If the physician removes and replaces the generator on an end-of-life pacemaker and also inserts new leads but does not remove the old leads (which are embedded in the heart muscle and must be taken out by a cardiovascular surgeon, although, in rare cases, a cardiologist may remove them), then the procedure should be billed as insertion of a new pacemaker (33206-33208, depending on whether the pacemaker was AAI, VVI or DDD), because both the generator and leads (the two components of the pacemaker) have been replaced at the same time.
But if a patient with a history of complete heart block requires only a generator replacement for the same end-of-life VVI pacemaker, the cardiologist will remove the old generator, put a new one in and reconnect the leads. That procedure should be coded as removal of generator (33233) and replacement of generator (33212).

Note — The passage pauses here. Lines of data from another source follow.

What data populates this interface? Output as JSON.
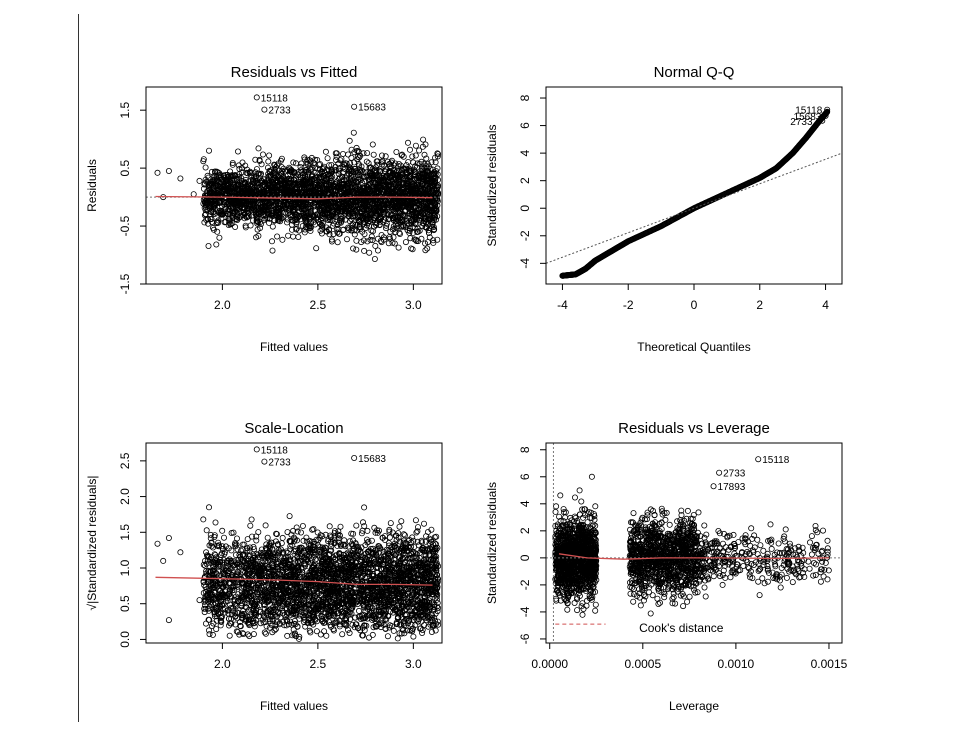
{
  "chart_data": [
    {
      "type": "scatter",
      "title": "Residuals vs Fitted",
      "xlabel": "Fitted values",
      "ylabel": "Residuals",
      "xlim": [
        1.6,
        3.15
      ],
      "ylim": [
        -1.5,
        1.9
      ],
      "xticks": [
        2.0,
        2.5,
        3.0
      ],
      "xtick_labels": [
        "2.0",
        "2.5",
        "3.0"
      ],
      "yticks": [
        -1.5,
        -0.5,
        0.5,
        1.5
      ],
      "ytick_labels": [
        "-1.5",
        "-0.5",
        "0.5",
        "1.5"
      ],
      "smooth_line": {
        "color": "#d05050",
        "x": [
          1.65,
          2.0,
          2.3,
          2.5,
          2.7,
          2.9,
          3.1
        ],
        "y": [
          0.01,
          0.0,
          -0.02,
          -0.03,
          0.0,
          0.0,
          -0.01
        ]
      },
      "reference_line": {
        "y": 0,
        "style": "dotted"
      },
      "point_labels": [
        {
          "label": "15118",
          "x": 2.18,
          "y": 1.72
        },
        {
          "label": "2733",
          "x": 2.22,
          "y": 1.51
        },
        {
          "label": "15683",
          "x": 2.69,
          "y": 1.56
        }
      ],
      "points_extra": [
        [
          1.66,
          0.42
        ],
        [
          1.69,
          0.0
        ],
        [
          1.72,
          0.45
        ],
        [
          1.78,
          0.32
        ],
        [
          1.85,
          0.05
        ],
        [
          1.88,
          0.28
        ],
        [
          1.9,
          0.62
        ],
        [
          1.93,
          0.8
        ]
      ],
      "cloud": {
        "x_range": [
          1.9,
          3.13
        ],
        "y_sd": 0.32
      }
    },
    {
      "type": "scatter",
      "title": "Normal Q-Q",
      "xlabel": "Theoretical Quantiles",
      "ylabel": "Standardized residuals",
      "xlim": [
        -4.5,
        4.5
      ],
      "ylim": [
        -5.5,
        8.8
      ],
      "xticks": [
        -4,
        -2,
        0,
        2,
        4
      ],
      "xtick_labels": [
        "-4",
        "-2",
        "0",
        "2",
        "4"
      ],
      "yticks": [
        -4,
        -2,
        0,
        2,
        4,
        6,
        8
      ],
      "ytick_labels": [
        "-4",
        "-2",
        "0",
        "2",
        "4",
        "6",
        "8"
      ],
      "reference_line": {
        "x": [
          -4.5,
          4.5
        ],
        "y": [
          -4.0,
          4.0
        ],
        "style": "dotted"
      },
      "qq_curve": {
        "x": [
          -4.0,
          -3.6,
          -3.3,
          -3.0,
          -2.5,
          -2.0,
          -1.0,
          0.0,
          1.0,
          2.0,
          2.5,
          3.0,
          3.4,
          3.8,
          4.05
        ],
        "y": [
          -4.9,
          -4.8,
          -4.4,
          -3.8,
          -3.1,
          -2.4,
          -1.3,
          0.0,
          1.1,
          2.2,
          2.9,
          4.0,
          5.1,
          6.3,
          7.0
        ]
      },
      "point_labels": [
        {
          "label": "15118",
          "x": 4.05,
          "y": 7.15
        },
        {
          "label": "15683",
          "x": 4.0,
          "y": 6.7
        },
        {
          "label": "2733",
          "x": 3.9,
          "y": 6.35
        }
      ]
    },
    {
      "type": "scatter",
      "title": "Scale-Location",
      "xlabel": "Fitted values",
      "ylabel": "√|Standardized residuals|",
      "xlim": [
        1.6,
        3.15
      ],
      "ylim": [
        -0.05,
        2.75
      ],
      "xticks": [
        2.0,
        2.5,
        3.0
      ],
      "xtick_labels": [
        "2.0",
        "2.5",
        "3.0"
      ],
      "yticks": [
        0.0,
        0.5,
        1.0,
        1.5,
        2.0,
        2.5
      ],
      "ytick_labels": [
        "0.0",
        "0.5",
        "1.0",
        "1.5",
        "2.0",
        "2.5"
      ],
      "smooth_line": {
        "color": "#d05050",
        "x": [
          1.65,
          2.0,
          2.3,
          2.5,
          2.7,
          2.9,
          3.1
        ],
        "y": [
          0.87,
          0.85,
          0.83,
          0.81,
          0.77,
          0.77,
          0.76
        ]
      },
      "point_labels": [
        {
          "label": "15118",
          "x": 2.18,
          "y": 2.66
        },
        {
          "label": "2733",
          "x": 2.22,
          "y": 2.49
        },
        {
          "label": "15683",
          "x": 2.69,
          "y": 2.54
        }
      ],
      "points_extra": [
        [
          1.66,
          1.34
        ],
        [
          1.69,
          1.1
        ],
        [
          1.72,
          1.42
        ],
        [
          1.78,
          1.22
        ],
        [
          1.72,
          0.27
        ],
        [
          1.88,
          0.55
        ],
        [
          1.9,
          1.68
        ],
        [
          1.93,
          1.85
        ]
      ],
      "cloud": {
        "x_range": [
          1.9,
          3.13
        ],
        "y_range": [
          0.0,
          2.2
        ]
      }
    },
    {
      "type": "scatter",
      "title": "Residuals vs Leverage",
      "xlabel": "Leverage",
      "ylabel": "Standardized residuals",
      "xlim": [
        -2e-05,
        0.00157
      ],
      "ylim": [
        -6.3,
        8.5
      ],
      "xticks": [
        0.0,
        0.0005,
        0.001,
        0.0015
      ],
      "xtick_labels": [
        "0.0000",
        "0.0005",
        "0.0010",
        "0.0015"
      ],
      "yticks": [
        -6,
        -4,
        -2,
        0,
        2,
        4,
        6,
        8
      ],
      "ytick_labels": [
        "-6",
        "-4",
        "-2",
        "0",
        "2",
        "4",
        "6",
        "8"
      ],
      "smooth_line": {
        "color": "#d05050",
        "x": [
          5e-05,
          0.0002,
          0.0004,
          0.0006,
          0.0009,
          0.0012,
          0.0015
        ],
        "y": [
          0.3,
          0.0,
          -0.1,
          0.0,
          0.0,
          -0.05,
          0.0
        ]
      },
      "reference_line": {
        "y": 0,
        "style": "dotted"
      },
      "cooks_label": "Cook's distance",
      "point_labels": [
        {
          "label": "15118",
          "x": 0.00112,
          "y": 7.3
        },
        {
          "label": "2733",
          "x": 0.00091,
          "y": 6.3
        },
        {
          "label": "17893",
          "x": 0.00088,
          "y": 5.3
        }
      ],
      "cloud": {
        "x_range": [
          3e-05,
          0.0015
        ]
      }
    }
  ]
}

Pocket Procedures Must be Done Separately
Also, sometimes the pocket created to house the pacemaker is faulty or becomes infected. Although CPT has a code for repairing the pocket (33222, revision or relocation of skin pocket for pacemaker), this code is never paid if the procedure is performed in conjunction with any work on the pacemaker, generator or leads. Theoretically, though, the pocket revision could be billed if it was performed on its own with no work done to the pacemaker, generator or leads.

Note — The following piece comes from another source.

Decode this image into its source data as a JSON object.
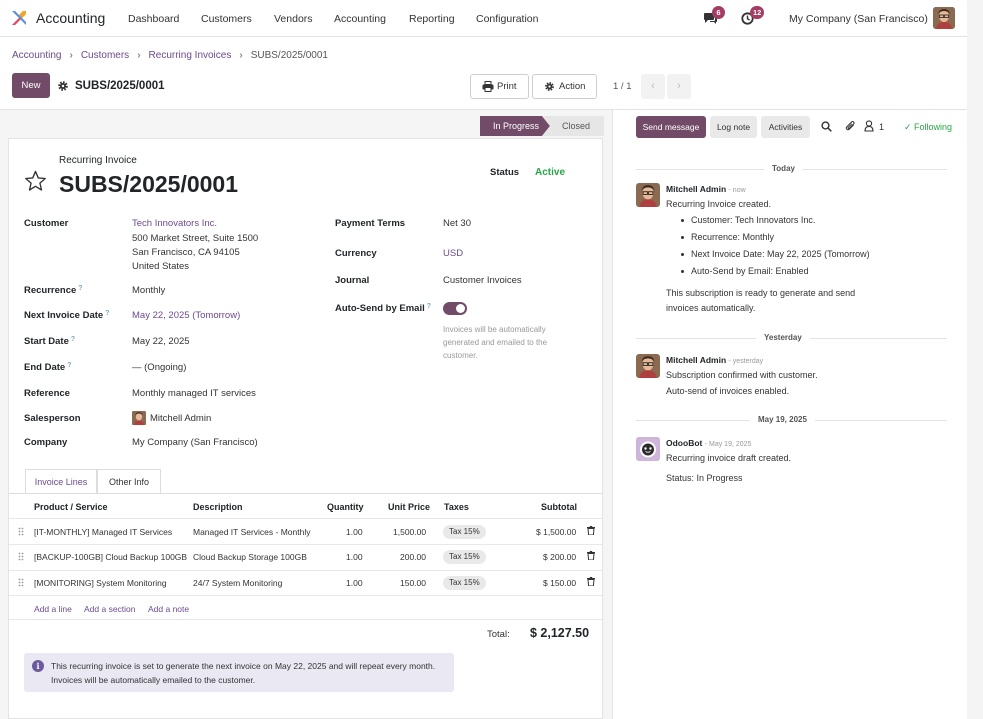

Finally, it is important to note that when performing any of these procedures, the cardiologist cannot charge for admitting a patient or any other E/M service unless the patient also presents with a totally different problem, in which case the E/M would be billed appended with modifier -25 (significant, separately identifiable evaluation and management service by the same physician on the same day of the procedure or other service).